Pentagon Supports Retirement Changes

June 12, 2015

After months of delays, Pentagon officials came out in support of changes to the military retirement system. Their endorsement sets the stage for major reforms later this year.  

House and Senate lawmakers already introduced retirement reform proposals earlier this year. Their proposals are currently being negotiated as part of this year's defense bill.    

Pentagon officials are asking Congress to make changes to their retirement proposals. Sharing the same concerns that MOAA has raised with lawmakers over the past year, they are asking Congress to make changes to disability retirement, the length of government contributions to retirement accounts, lump-sum proposals, and COLA reducing measures.   

One of MOAA's earliest concerns with retirement reform proposals was their effect on disabled retirees. Changing the multiplier used to calculate military retirement could diminish a disabled retiree's pension. Defense officials asked Congress to grandfather disabled retirees under the current system. "This prevents more senior members from receiving less in a disability retirement annuity than the current system," according to DoD.  

Defense planners agreed with MOAA that Congress continue contributions to retirement accounts throughout military service. The Senate's retirement proposal stops government matching at 20 years. MOAA thinks ending government contributions at 20 years will dis-incentivize continued service.  

The Pentagon also agreed with MOAA's criticisms on potential lump-sum retirement benefits. This option provides a discounted, small lump sum while forgoing significant lifetime annuity payments. In its memo to Congress, Pentagon officials said that a lump-sum payment at retirement is a "smart financial decision in very limited circumstances." MOAA took a stronger stance, equating the payments to unscrupulous payday lending practices.   

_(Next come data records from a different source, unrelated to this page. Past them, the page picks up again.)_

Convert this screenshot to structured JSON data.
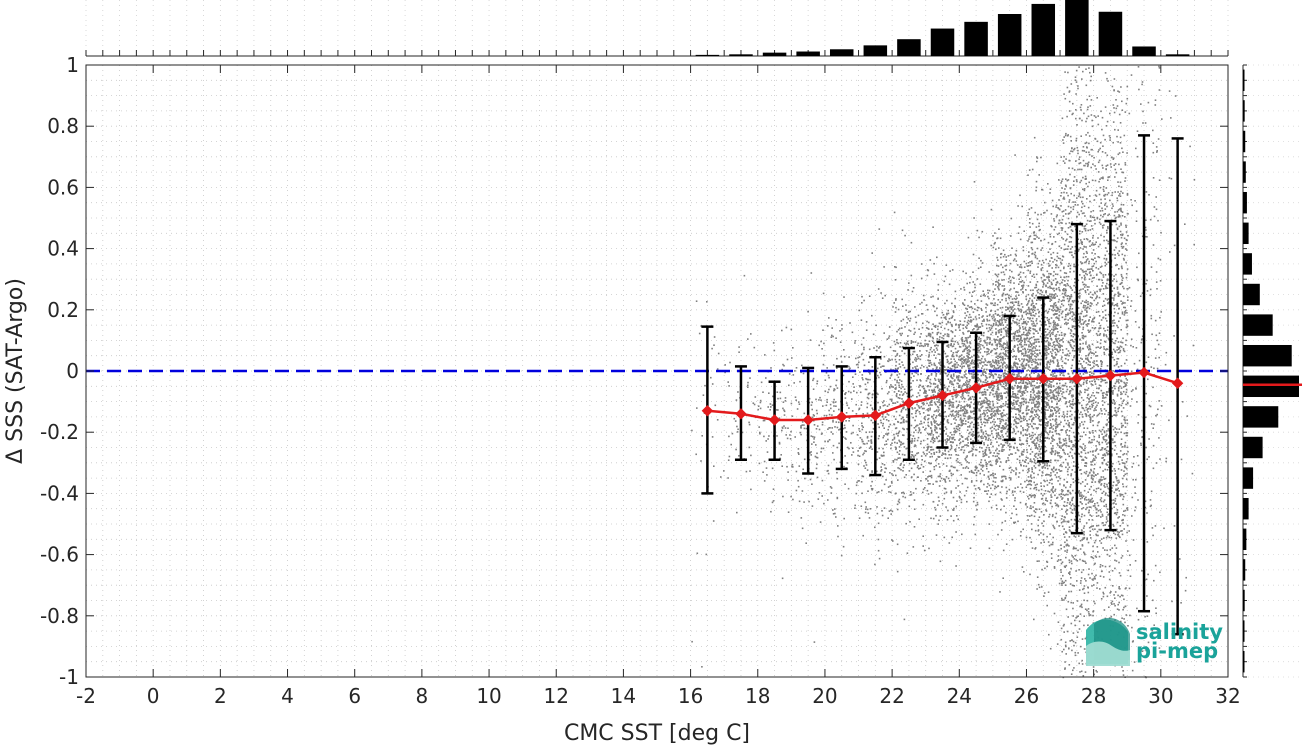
{
  "chart_data": {
    "type": "scatter",
    "title": "",
    "xlabel": "CMC SST [deg C]",
    "ylabel": "Δ SSS (SAT-Argo)",
    "xlim": [
      -2,
      32
    ],
    "ylim": [
      -1,
      1
    ],
    "x_ticks": [
      "-2",
      "0",
      "2",
      "4",
      "6",
      "8",
      "10",
      "12",
      "14",
      "16",
      "18",
      "20",
      "22",
      "24",
      "26",
      "28",
      "30",
      "32"
    ],
    "y_ticks": [
      "1",
      "0.8",
      "0.6",
      "0.4",
      "0.2",
      "0",
      "-0.2",
      "-0.4",
      "-0.6",
      "-0.8",
      "-1"
    ],
    "grid": "dotted",
    "zero_line": {
      "y": 0,
      "color": "#0000dd",
      "style": "dashed"
    },
    "scatter_color": "#808080",
    "binned_stats": {
      "color": "#e31a1c",
      "errorbar_color": "#000000",
      "x": [
        16.5,
        17.5,
        18.5,
        19.5,
        20.5,
        21.5,
        22.5,
        23.5,
        24.5,
        25.5,
        26.5,
        27.5,
        28.5,
        29.5,
        30.5
      ],
      "mean": [
        -0.13,
        -0.14,
        -0.16,
        -0.16,
        -0.15,
        -0.145,
        -0.105,
        -0.08,
        -0.055,
        -0.025,
        -0.025,
        -0.025,
        -0.015,
        -0.005,
        -0.04
      ],
      "upper": [
        0.145,
        0.015,
        -0.035,
        0.01,
        0.015,
        0.045,
        0.075,
        0.095,
        0.125,
        0.18,
        0.24,
        0.48,
        0.49,
        0.77,
        0.76
      ],
      "lower": [
        -0.4,
        -0.29,
        -0.29,
        -0.335,
        -0.32,
        -0.34,
        -0.29,
        -0.25,
        -0.235,
        -0.225,
        -0.295,
        -0.53,
        -0.52,
        -0.785,
        -0.86
      ]
    },
    "top_histogram": {
      "bin_centers": [
        16.5,
        17.5,
        18.5,
        19.5,
        20.5,
        21.5,
        22.5,
        23.5,
        24.5,
        25.5,
        26.5,
        27.5,
        28.5,
        29.5,
        30.5
      ],
      "relative_counts": [
        0.02,
        0.03,
        0.06,
        0.08,
        0.12,
        0.19,
        0.3,
        0.49,
        0.61,
        0.75,
        0.93,
        1.0,
        0.79,
        0.17,
        0.03
      ]
    },
    "right_histogram": {
      "bin_centers": [
        0.95,
        0.85,
        0.75,
        0.65,
        0.55,
        0.45,
        0.35,
        0.25,
        0.15,
        0.05,
        -0.05,
        -0.15,
        -0.25,
        -0.35,
        -0.45,
        -0.55,
        -0.65,
        -0.75,
        -0.85,
        -0.95
      ],
      "relative_counts": [
        0.02,
        0.03,
        0.04,
        0.05,
        0.07,
        0.1,
        0.16,
        0.3,
        0.53,
        0.87,
        1.0,
        0.63,
        0.35,
        0.18,
        0.1,
        0.06,
        0.04,
        0.03,
        0.02,
        0.01
      ],
      "mean_line": {
        "y": -0.045,
        "color": "#e31a1c"
      }
    }
  },
  "logo": {
    "line1": "salinity",
    "line2": "pi-mep",
    "color": "#1aa39a"
  }
}
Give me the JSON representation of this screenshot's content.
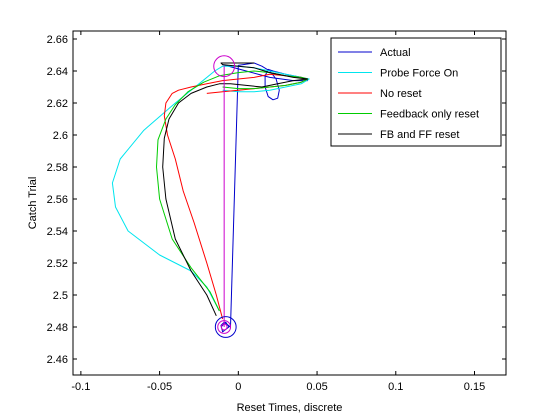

In exchange for comprehensive retirement reform, DoD also asked Congress to eliminate an unfair penalty on working age military retirees. Under current law, military entrants who joined after Jan. 1, 2016 will have their future COLAs reduced by one percentage point until age 62. The military said that even by restoring full COLAs, the Defense Department could achieve savings with the new retirement system.  

"Thankfully, the Pentagon provided its recommendations in time for House and Senate leaders to consider when they conference later this year," said MOAA's Director of Government Relations, Col. Mike Hayden, USAF (Ret).

Though the Pentagon addressed some of our concerns, MOAA still worries that a 20 percent reduction in retired pay will fail to draw members to 20 years of service and beyond.